American Triple T was everything I thought it would be plus a few more.
I knew of this extreme grassroots race from Cindi, my friends Justin, Ken, and Tim and always wanted to attempt it but the timing was always difficult. When Cindi gave me the green light I was pumped but immediately fearful. The right kind of stress. New race, new format, big early season fitness. Would I be ready?
140.3 miles of racing over 3 days/4 triathlons. Over 10,000ft of elevation gain.
Day 1: Super Sprint. The theme for me was to keep it under control and i did just that.
Day 2: AM Olympic distance. Friday we discovered that Michael’s di2 rear derailur motor was broken and there was no way to fix it before the race. He was going into Saturday’s race with 2 gears. When we left the cabin in the morning i discovered that my di2 was completely dead. I had 15’ before transition closed to charge it. That 15 minutes was dreadful. I sat on the couch with my head in my hands. I was able to get some energy into it but as i mounted my bike after the swim portion… the battery was dead. 2500ft of climbing in my 53/19, not ideal. I made it to mile 6 before i said “(explicit) it” and turned around. It took me 2 minutes before i turned back around and reminded myself that i was here to challenge myself, not to give up. In these tough moments I often think of Cindi and Lucy. The time i’m away from them to DNF? How could I explain that, you can’t. If you can finish, you finish. I owed it to them as much as myself. I knew i could finish the bike, so i did. I never got too upset. I took it for what it was, a poor mistake. Because some of the hills were so steep I had to walk my bike 3 times while having over 200 people ask me “are you ok?”. As I walked some of the hills I would just laugh to myself and think “I’m now that person who forgot to charge their di2”. I was certain my legs would be toast after riding 25 miles with an average cadence of 50 but they felt good for the run! After the race, i didn’t fret. I was having fun. A shitty day is better than a DNF. Then sense of overcoming a mistake is better than the feeling of quitting. Go Steve Go.
Race 3: Olympic (bike, swim, run)... my di2 was recharged and so was my motivation. I had frustration to burn so I went full gas the whole second race. I was in the hurt box by mile 2 of the bike and loving it. With the swim happening after the bike i chose to wear my Blueseventy Core Shorts. The air temperature was in the 80s so the swim felt refreshing. I loved the swim coming 2nd as it was different and fun. As Michael and I sat in the tent post race, there wasn’t alot of talking. We were both just staring and the occasional chuckle. A chuckle that meant, “What did we sign up for? How are we going to do a half ironman tomorrow?” Our legs were shaking and mentally there wasn’t much left. We just sat there in silence. A solid second day.

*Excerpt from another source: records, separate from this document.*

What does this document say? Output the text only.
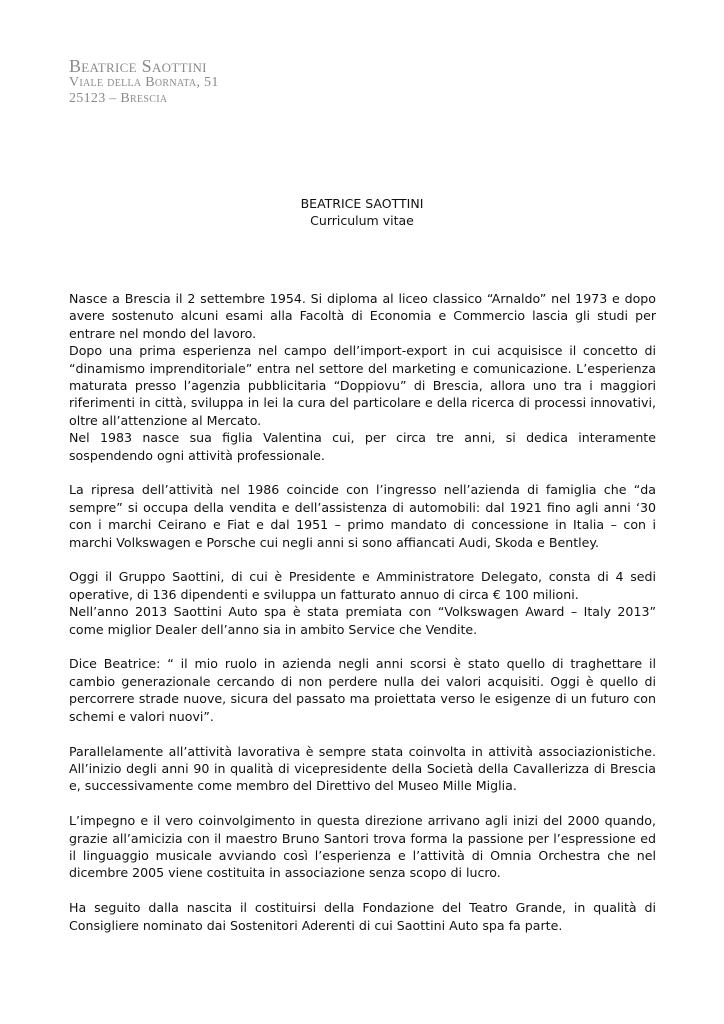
Beatrice Saottini
Viale della Bornata, 51
25123 – Brescia
BEATRICE SAOTTINI
Curriculum vitae

Nasce a Brescia il 2 settembre 1954. Si diploma al liceo classico “Arnaldo” nel 1973 e dopo avere sostenuto alcuni esami alla Facoltà di Economia e Commercio lascia gli studi per entrare nel mondo del lavoro.

Dopo una prima esperienza nel campo dell’import-export in cui acquisisce il concetto di “dinamismo imprenditoriale” entra nel settore del marketing e comunicazione. L’esperienza maturata presso l’agenzia pubblicitaria “Doppiovu” di Brescia, allora uno tra i maggiori riferimenti in città, sviluppa in lei la cura del particolare e della ricerca di processi innovativi, oltre all’attenzione al Mercato.

Nel 1983 nasce sua figlia Valentina cui, per circa tre anni, si dedica interamente sospendendo ogni attività professionale.

La ripresa dell’attività nel 1986 coincide con l’ingresso nell’azienda di famiglia che “da sempre” si occupa della vendita e dell’assistenza di automobili: dal 1921 fino agli anni ‘30 con i marchi Ceirano e Fiat e dal 1951 – primo mandato di concessione in Italia – con i marchi Volkswagen e Porsche cui negli anni si sono affiancati Audi, Skoda e Bentley.

Oggi il Gruppo Saottini, di cui è Presidente e Amministratore Delegato, consta di 4 sedi operative, di 136 dipendenti e sviluppa un fatturato annuo di circa € 100 milioni.

Nell’anno 2013 Saottini Auto spa è stata premiata con “Volkswagen Award – Italy 2013” come miglior Dealer dell’anno sia in ambito Service che Vendite.

Dice Beatrice: “ il mio ruolo in azienda negli anni scorsi è stato quello di traghettare il cambio generazionale cercando di non perdere nulla dei valori acquisiti. Oggi è quello di percorrere strade nuove, sicura del passato ma proiettata verso le esigenze di un futuro con schemi e valori nuovi”.

Parallelamente all’attività lavorativa è sempre stata coinvolta in attività associazionistiche. All’inizio degli anni 90 in qualità di vicepresidente della Società della Cavallerizza di Brescia e, successivamente come membro del Direttivo del Museo Mille Miglia.

L’impegno e il vero coinvolgimento in questa direzione arrivano agli inizi del 2000 quando, grazie all’amicizia con il maestro Bruno Santori trova forma la passione per l’espressione ed il linguaggio musicale avviando così l’esperienza e l’attività di Omnia Orchestra che nel dicembre 2005 viene costituita in associazione senza scopo di lucro.

Ha seguito dalla nascita il costituirsi della Fondazione del Teatro Grande, in qualità di Consigliere nominato dai Sostenitori Aderenti di cui Saottini Auto spa fa parte.
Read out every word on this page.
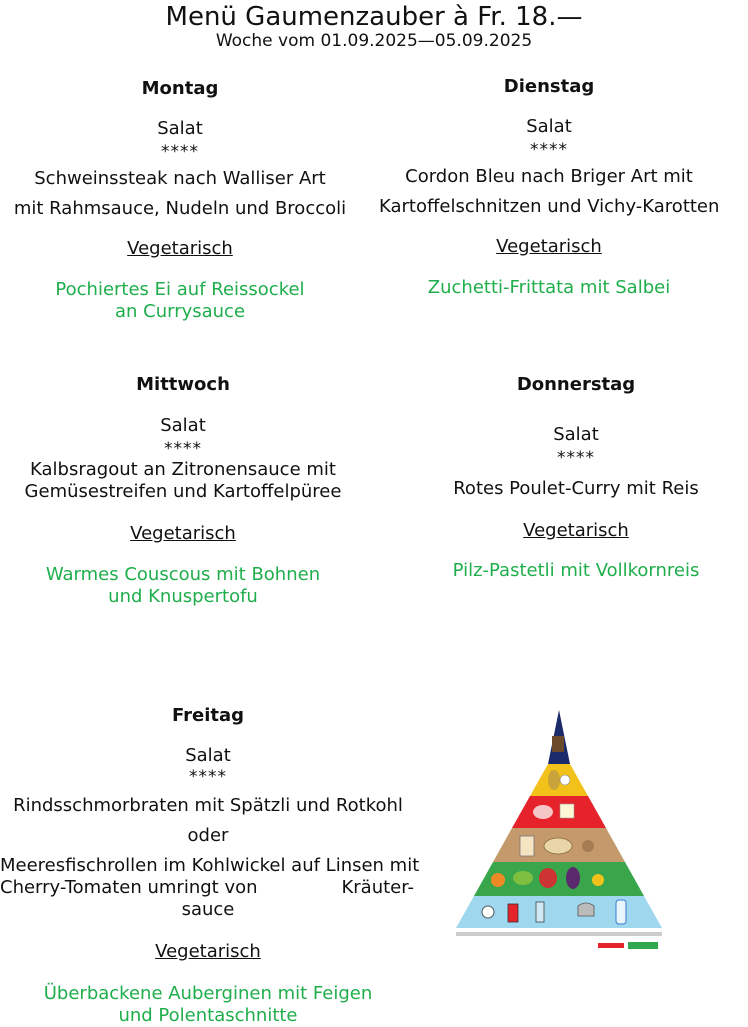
Menü Gaumenzauber à Fr. 18.—
Woche vom 01.09.2025—05.09.2025
Montag
Salat
****
Schweinssteak nach Walliser Art
mit Rahmsauce, Nudeln und Broccoli
Vegetarisch
Pochiertes Ei auf Reissockel
an Currysauce
Dienstag
Salat
****
Cordon Bleu nach Briger Art mit
Kartoffelschnitzen und Vichy-Karotten
Vegetarisch
Zuchetti-Frittata mit Salbei
Mittwoch
Salat
****
Kalbsragout an Zitronensauce mit
Gemüsestreifen und Kartoffelpüree
Vegetarisch
Warmes Couscous mit Bohnen
und Knuspertofu
Donnerstag
Salat
****
Rotes Poulet-Curry mit Reis
Vegetarisch
Pilz-Pastetli mit Vollkornreis
Freitag
Salat
****
Rindsschmorbraten mit Spätzli und Rotkohl
oder
Meeresfischrollen im Kohlwickel auf Linsen mit
Cherry-Tomaten umringt von	Kräuter-
sauce
Vegetarisch
Überbackene Auberginen mit Feigen
und Polentaschnitte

Race 4: Half Ironman. I woke up with two feelings, excited and scared to death. I was ready for the challenge of this half distance course, i’ve been thinking about it for months. 4000ft of climbing for 56 miles and 1000ft on the run. We were given all of that elevation gain. At mile 17 I felt the dreaded THUMP… THUMP… THUMP. My second ever flat tire in a race. From what happened with my Di2, a flat tire was nothing. I was in a good mindset that i just got off and fixed it. No frustration, no swearing. I didn’t give up, make excuses or “mail it in”. I got back on my bike and found my rhythm again. I kept telling myself, “let’s keep this challenge going”. The run was hard, that’s when the accumulative fatigue hit me the hardest. The run course was absolutely brutal with the constant hills and sun exposure. I didn’t mind running the exact same route every race, the better I know a route the faster it seems to happen. The 1st loop i was in a mental and physical rut but something clicked the 2nd loop and i was moving. My mindset the first loop was “Oh (Explicit) this is so hard” “My back is killing me” to “I can (explicit) do this” “I feel amazing” “Lets go!”. I ran 3’ faster the 2nd half and it was effortless. When you think negative thoughts, negative things happen. When you refocus to the process the pain can disappear.

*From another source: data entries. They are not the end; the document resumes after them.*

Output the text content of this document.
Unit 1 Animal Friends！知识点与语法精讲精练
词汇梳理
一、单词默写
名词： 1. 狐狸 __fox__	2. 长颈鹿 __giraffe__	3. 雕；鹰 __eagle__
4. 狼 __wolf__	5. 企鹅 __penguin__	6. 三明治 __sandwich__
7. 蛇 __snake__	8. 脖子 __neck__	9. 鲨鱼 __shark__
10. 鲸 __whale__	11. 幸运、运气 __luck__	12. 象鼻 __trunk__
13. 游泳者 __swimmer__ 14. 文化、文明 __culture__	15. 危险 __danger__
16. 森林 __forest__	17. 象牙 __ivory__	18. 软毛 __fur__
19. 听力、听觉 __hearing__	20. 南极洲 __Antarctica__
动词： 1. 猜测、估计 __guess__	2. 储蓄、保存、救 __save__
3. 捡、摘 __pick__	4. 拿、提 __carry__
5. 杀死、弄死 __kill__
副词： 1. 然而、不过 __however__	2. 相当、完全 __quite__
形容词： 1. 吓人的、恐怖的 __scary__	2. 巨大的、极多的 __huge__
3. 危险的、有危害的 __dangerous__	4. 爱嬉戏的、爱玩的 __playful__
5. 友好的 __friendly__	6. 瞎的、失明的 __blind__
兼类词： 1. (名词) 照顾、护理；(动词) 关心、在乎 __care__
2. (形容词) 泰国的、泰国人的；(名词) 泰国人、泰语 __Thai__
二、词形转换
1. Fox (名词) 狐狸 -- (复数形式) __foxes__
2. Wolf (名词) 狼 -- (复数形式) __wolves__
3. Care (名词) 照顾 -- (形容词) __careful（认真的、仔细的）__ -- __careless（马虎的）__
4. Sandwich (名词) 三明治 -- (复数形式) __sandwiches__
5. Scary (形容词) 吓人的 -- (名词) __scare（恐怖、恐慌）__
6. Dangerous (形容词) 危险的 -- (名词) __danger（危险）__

It’s amazing what you can put your body through in 3 days. Looking back on the entire weekend I’ve come to the conclusion that I wasn’t physically prepared enough to meet my goals going in. I was too inexperienced. I mainly lacked the strong bike miles to run well off it. My ambitions didn’t match my fitness. I was out performed in every aspect, every day and i knew it during the races i was going strong. I wasn’t even close to where I thought i would be. Days later as i sit and reflect I get more moments of frustration than pride. My thoughts continually switch from “you should be proud of yourself” to “Is what your trying to do even worth it? What’s the point.”

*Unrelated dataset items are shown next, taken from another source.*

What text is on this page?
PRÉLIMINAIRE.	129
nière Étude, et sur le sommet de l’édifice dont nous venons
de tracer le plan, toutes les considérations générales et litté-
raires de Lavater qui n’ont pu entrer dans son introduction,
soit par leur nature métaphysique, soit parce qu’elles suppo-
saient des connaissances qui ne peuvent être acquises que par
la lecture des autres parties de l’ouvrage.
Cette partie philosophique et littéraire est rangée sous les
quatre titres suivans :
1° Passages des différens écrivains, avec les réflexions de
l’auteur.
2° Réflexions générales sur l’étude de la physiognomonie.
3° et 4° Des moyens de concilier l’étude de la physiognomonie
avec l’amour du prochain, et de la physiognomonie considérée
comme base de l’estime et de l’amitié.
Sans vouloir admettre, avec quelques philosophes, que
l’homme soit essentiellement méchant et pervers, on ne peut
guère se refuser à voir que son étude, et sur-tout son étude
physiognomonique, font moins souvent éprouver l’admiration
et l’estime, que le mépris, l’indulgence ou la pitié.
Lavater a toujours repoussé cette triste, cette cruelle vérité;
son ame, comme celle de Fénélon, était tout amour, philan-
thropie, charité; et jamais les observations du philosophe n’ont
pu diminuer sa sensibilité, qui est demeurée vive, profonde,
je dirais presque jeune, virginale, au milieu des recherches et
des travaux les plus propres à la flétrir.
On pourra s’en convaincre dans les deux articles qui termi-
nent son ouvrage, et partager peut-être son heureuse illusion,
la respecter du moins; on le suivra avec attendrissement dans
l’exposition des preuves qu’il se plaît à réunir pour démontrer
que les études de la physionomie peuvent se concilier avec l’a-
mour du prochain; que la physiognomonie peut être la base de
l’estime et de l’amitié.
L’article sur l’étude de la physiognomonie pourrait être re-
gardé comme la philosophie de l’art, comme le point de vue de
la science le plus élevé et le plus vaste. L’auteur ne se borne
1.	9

However, this is why we race. This is why we train. This is why we step outside the uncomfortable zone. When you try and take the first step its scary to where you are dangling that leg out thinking “no no no I can’t do it”, but once you center your mind and take that step it’s incredibly freeing. We expose ourselves to reality of success, disappointment, failure, humiliation, criticism which all can turn to growth if you treat it right. This race was outside my comfort level. It was amazing. It was special. It was hard. It was rewarding. It was exactly what I needed.